MSNBC Accidentally Admits They’ve Never Read the Declaration

Thousands of Americans gathered Sunday on the National Mall for “Rededicate 250,” a large-scale event focused on prayer, worship, Scripture, and a renewed commitment to the nation ahead of America’s 250th anniversary.

But one comment from House Speaker Mike Johnson during the event triggered confusion — and criticism — from MSNBC host Katy Tur after Johnson reiterated one of the central ideas embedded in the Declaration of Independence itself: that human rights come from God, not government.

Johnson addressed the crowd with a prayer of national rededication, thanking God for His hand in America’s founding and emphasizing what he described as the country’s biblical and foundational principles.

“Your mighty hand has been upon our nation since the very beginning,” Johnson prayed.

The Louisiana Republican also repeatedly stressed that Americans’ inalienable rights are not granted by politicians or institutions but originate from the Creator.

At one point, Johnson warned that modern “sinister ideologies” have attempted to undermine what he called a self-evident truth established by America’s founders.

“They have sought to distort the self-evident truth that we know so well and that our founders boldly proclaim in the Declaration,” Johnson said, “that our rights do not derive from the government. They come from you, our Creator and heavenly Father.”

That statement quickly became the focus of discussion Monday on MSNBC, where host Katy Tur appeared puzzled by the concept.

“What about this passage from Mike Johnson declaring that our rights do not derive from government?” Tur asked during a panel discussion. “‘They come from you, our Creator and heavenly Father.’ Is this him putting God over the Declaration of Independence?”

The question immediately struck many conservatives and constitutionalists as bizarre because the Declaration itself explicitly states exactly what Johnson was describing.

The founding document famously declares that human beings “are endowed by their Creator with certain unalienable Rights,” including “Life, Liberty and the pursuit of Happiness.”

In other words, Johnson was not elevating God “over” the Declaration. He was paraphrasing the Declaration.

The distinction matters because the founders intentionally argued that rights are inherent and God-given rather than granted conditionally by rulers or governments. Under that framework, government exists to protect rights that already exist — not to create them.

That concept sits at the core of classical American constitutional philosophy and was central to the founders’ argument against monarchy and centralized state power.
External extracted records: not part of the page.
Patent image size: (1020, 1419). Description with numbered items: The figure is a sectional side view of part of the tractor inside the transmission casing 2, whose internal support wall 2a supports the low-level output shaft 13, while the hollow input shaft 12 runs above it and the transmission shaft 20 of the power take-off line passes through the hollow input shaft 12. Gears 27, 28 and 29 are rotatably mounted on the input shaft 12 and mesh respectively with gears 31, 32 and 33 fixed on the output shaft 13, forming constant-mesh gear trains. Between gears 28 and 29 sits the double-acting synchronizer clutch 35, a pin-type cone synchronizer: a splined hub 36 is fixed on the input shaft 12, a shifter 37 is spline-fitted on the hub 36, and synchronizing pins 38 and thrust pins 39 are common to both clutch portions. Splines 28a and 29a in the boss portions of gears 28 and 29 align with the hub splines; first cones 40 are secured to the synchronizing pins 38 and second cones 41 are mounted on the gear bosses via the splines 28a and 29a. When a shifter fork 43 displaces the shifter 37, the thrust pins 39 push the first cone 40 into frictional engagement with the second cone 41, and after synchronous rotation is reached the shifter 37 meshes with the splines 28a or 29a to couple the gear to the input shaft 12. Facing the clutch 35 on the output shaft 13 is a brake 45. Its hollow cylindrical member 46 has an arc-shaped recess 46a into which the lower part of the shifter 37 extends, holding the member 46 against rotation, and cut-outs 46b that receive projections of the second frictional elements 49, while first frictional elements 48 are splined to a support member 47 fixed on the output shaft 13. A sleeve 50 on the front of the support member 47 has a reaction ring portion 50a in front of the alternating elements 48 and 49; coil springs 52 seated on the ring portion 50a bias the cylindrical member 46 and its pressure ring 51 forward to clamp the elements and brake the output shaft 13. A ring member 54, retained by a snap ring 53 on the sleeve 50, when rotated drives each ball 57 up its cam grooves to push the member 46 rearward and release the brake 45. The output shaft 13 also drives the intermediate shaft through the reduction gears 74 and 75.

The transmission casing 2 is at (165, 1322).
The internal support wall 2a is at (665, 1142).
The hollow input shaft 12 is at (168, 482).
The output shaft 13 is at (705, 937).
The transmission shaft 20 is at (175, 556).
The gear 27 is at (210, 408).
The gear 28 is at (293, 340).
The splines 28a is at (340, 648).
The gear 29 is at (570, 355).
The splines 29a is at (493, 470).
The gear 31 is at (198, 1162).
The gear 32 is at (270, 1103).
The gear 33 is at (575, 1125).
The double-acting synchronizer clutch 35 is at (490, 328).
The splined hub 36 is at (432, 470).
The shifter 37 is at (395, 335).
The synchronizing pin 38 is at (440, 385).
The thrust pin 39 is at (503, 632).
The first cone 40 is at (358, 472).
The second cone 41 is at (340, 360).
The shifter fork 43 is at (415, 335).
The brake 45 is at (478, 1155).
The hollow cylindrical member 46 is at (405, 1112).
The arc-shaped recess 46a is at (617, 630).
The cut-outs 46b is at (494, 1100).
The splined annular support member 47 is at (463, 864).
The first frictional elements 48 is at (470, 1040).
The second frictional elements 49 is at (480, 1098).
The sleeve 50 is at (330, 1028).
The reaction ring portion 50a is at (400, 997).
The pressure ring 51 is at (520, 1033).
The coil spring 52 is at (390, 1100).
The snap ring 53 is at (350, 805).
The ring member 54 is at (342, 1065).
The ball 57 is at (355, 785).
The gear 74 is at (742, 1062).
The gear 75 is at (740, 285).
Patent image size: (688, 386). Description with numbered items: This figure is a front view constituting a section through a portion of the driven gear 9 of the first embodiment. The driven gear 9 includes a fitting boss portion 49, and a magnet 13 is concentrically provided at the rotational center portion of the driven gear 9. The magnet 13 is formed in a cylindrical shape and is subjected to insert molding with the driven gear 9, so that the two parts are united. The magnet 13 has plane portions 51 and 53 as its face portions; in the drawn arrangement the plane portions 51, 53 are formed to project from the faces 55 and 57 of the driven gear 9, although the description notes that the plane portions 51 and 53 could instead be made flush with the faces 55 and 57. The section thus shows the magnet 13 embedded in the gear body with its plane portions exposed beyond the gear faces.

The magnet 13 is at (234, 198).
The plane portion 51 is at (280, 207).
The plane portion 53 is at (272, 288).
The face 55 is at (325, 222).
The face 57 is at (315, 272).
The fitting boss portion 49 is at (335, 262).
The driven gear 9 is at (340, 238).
Critics of Johnson, however, increasingly argue that references to God in public life blur lines between church and state or inject religion into politics in inappropriate ways. Johnson himself has faced repeated scrutiny from media outlets over his openly Christian worldview and public discussions of faith.

Still, the exchange on MSNBC generated widespread mockery online because many observers saw Tur’s question as revealing a startling unfamiliarity with one of the most quoted passages in American history.

The Declaration of Independence does not merely mention a Creator in passing. It grounds the entire American concept of individual rights in that principle.

Without that idea, the founders argued, rights become negotiable — subject to political whims, changing governments, or whoever temporarily holds power.